The core of the merging galaxy cluster Abell 520, formed from a violent collision of massive galaxy clusters. Photo: AFP

This cosmic bridge provides the first direct evidence of magnetic fields between galaxy clusters, astrophysicists report today in the journal Science.

"Typically, we observe emissions related to this mechanism within individual galaxies, and even in galaxy clusters, but radio emissions connecting clusters has never been observed before," said the study's lead author Federica Govoni from the National Institute for Astrophysics (INAF).

It is an exciting discovery astronomers have been predicting for around 20 years, said Australian astrophysicist Melanie Johnston-Hollitt, who was not involved in the study.
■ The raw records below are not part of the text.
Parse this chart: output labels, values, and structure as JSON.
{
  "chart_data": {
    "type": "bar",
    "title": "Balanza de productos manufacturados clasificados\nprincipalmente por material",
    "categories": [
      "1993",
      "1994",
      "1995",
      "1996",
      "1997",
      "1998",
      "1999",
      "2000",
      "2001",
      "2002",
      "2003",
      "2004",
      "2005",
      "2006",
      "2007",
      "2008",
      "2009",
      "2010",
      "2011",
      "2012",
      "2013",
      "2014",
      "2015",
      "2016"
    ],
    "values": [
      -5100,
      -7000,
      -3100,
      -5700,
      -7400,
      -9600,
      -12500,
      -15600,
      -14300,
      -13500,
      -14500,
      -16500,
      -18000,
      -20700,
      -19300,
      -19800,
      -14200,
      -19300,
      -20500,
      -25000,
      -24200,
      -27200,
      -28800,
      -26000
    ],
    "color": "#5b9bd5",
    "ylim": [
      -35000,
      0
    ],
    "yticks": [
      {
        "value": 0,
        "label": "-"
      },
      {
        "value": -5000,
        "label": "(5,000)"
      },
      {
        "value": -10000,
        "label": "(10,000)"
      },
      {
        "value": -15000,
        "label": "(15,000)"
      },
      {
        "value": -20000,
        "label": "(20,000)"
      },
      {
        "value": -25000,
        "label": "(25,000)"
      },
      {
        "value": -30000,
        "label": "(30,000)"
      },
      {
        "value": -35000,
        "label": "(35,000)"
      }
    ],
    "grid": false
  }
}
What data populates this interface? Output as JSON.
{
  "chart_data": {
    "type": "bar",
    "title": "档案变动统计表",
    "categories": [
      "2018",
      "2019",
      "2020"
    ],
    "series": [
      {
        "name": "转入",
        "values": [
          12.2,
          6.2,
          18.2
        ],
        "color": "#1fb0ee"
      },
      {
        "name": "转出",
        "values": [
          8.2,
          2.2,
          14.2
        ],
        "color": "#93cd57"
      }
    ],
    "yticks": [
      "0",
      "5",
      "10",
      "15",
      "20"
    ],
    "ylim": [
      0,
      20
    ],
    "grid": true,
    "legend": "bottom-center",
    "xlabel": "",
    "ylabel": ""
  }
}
"This has long been a sought-after piece of this puzzle of the universe," she said.

The two clusters, Abell 0399 and Abell 0401, are in the process of beginning to merge.

If you could zoom out far enough, you would see that the universe is not an orderly collection of galaxies, uniformly distributed through space. Rather, galaxies, dust and gas clump together along massive thread-like filaments skirting vast voids.

Where these filaments intersect, we get galaxy clusters - hundreds or thousands of galaxies orbiting around a single gravitational centre. This network is called the cosmic web.

"[The cosmic web] really does look like a spider's web, like a really disorganised spiders-on-drugs kind of web," said Professor Johnston-Hollitt, who is the director of the Murchison Widefield Array (MWA) radio telescope in Western Australia.

Using the Low-Frequency Array (LOFAR) radio telescope in Europe, researchers were able to obtain images showing the presence of a very faint radio source.

By comparing these emissions with simulations the team calculated that a faint magnetic field - about 1 million times weaker than Earth's magnetic field - stretched between the two galaxy clusters.

If there are radio emissions, there must be magnetic fields

While the presence of a filament of matter between these two clusters had been confirmed previously by the Planck satellite, the detection of the radio waves by LOFAR indicated something more was going on.

The emissions come from electrons swirling around the magnetic fields that are sitting in between the two galaxy clusters, Professor Johnston-Hollitt explained.

"There's no way that we can see the radio emission just by having the matter there, it has to be a magnetic field as well.

"Understanding magnetism is one of these crucial but very misunderstood things in astrophysics."

Magnetic fields are ubiquitous in the universe, but we do not know how they evolved, how they are distributed throughout the universe or how they affect moving objects like galaxies or galaxy clusters.

While we have known about magnetic fields within galaxy clusters since the 1980s, until this study we did not know anything about the magnetic field strength between galaxy clusters.

"What this has done is it's given us the first real numbers about the strength of magnetic fields … between two clusters, so that's extending our knowledge of magnetic fields," Professor Johnston-Hollitt said.

"Now our job is to go out and verify that this is the way that the universe works in many other places as well, not that this is a particularly weird thing."

Where LOFAR leads the SKA will follow

While simulations in the past have predicted this phenomenon existed, it is "extraordinarily difficult to find", Professor Johnston-Hollitt said.

Part of the problem has been that the radio emissions we have been trying to detect are much brighter at lower frequencies than they are at higher frequencies, but the telescopes we have been using for the last 40 years have only been looking at the higher frequencies, Professor Johnston-Hollitt said.

To detect radio emissions at lower frequencies you need a large number of antennae spread across a wide area for sensitivity and different spatial scales.

LOFAR uses multiple antennae spread over an area of 1,500 kilometres in Europe.

Its observation of the radio ridge between Abell 0399 and Abell 0401 bodes well for its contemporaries such as the MWA, and successors like the Square Kilometre Array (SKA), Professor Johnston-Hollitt said.

"We think that you should be able to detect the signal across the entire cosmic web at a very low level, we should see this sort of filamentary web-like structure in low-frequency radio emissions."

The low-frequency part of the SKA will comprise 130,000 antennas in the West Australian outback, creating an instrument with five times the sensitivity of LOFAR.

"The SKA should see much, much, much fainter emissions," Professor Johnston-Hollitt said.

"What this means is we should detect this sort of faint, diffuse emission of the cosmic web all over the place with the SKA, not just in places where it's particularly bright."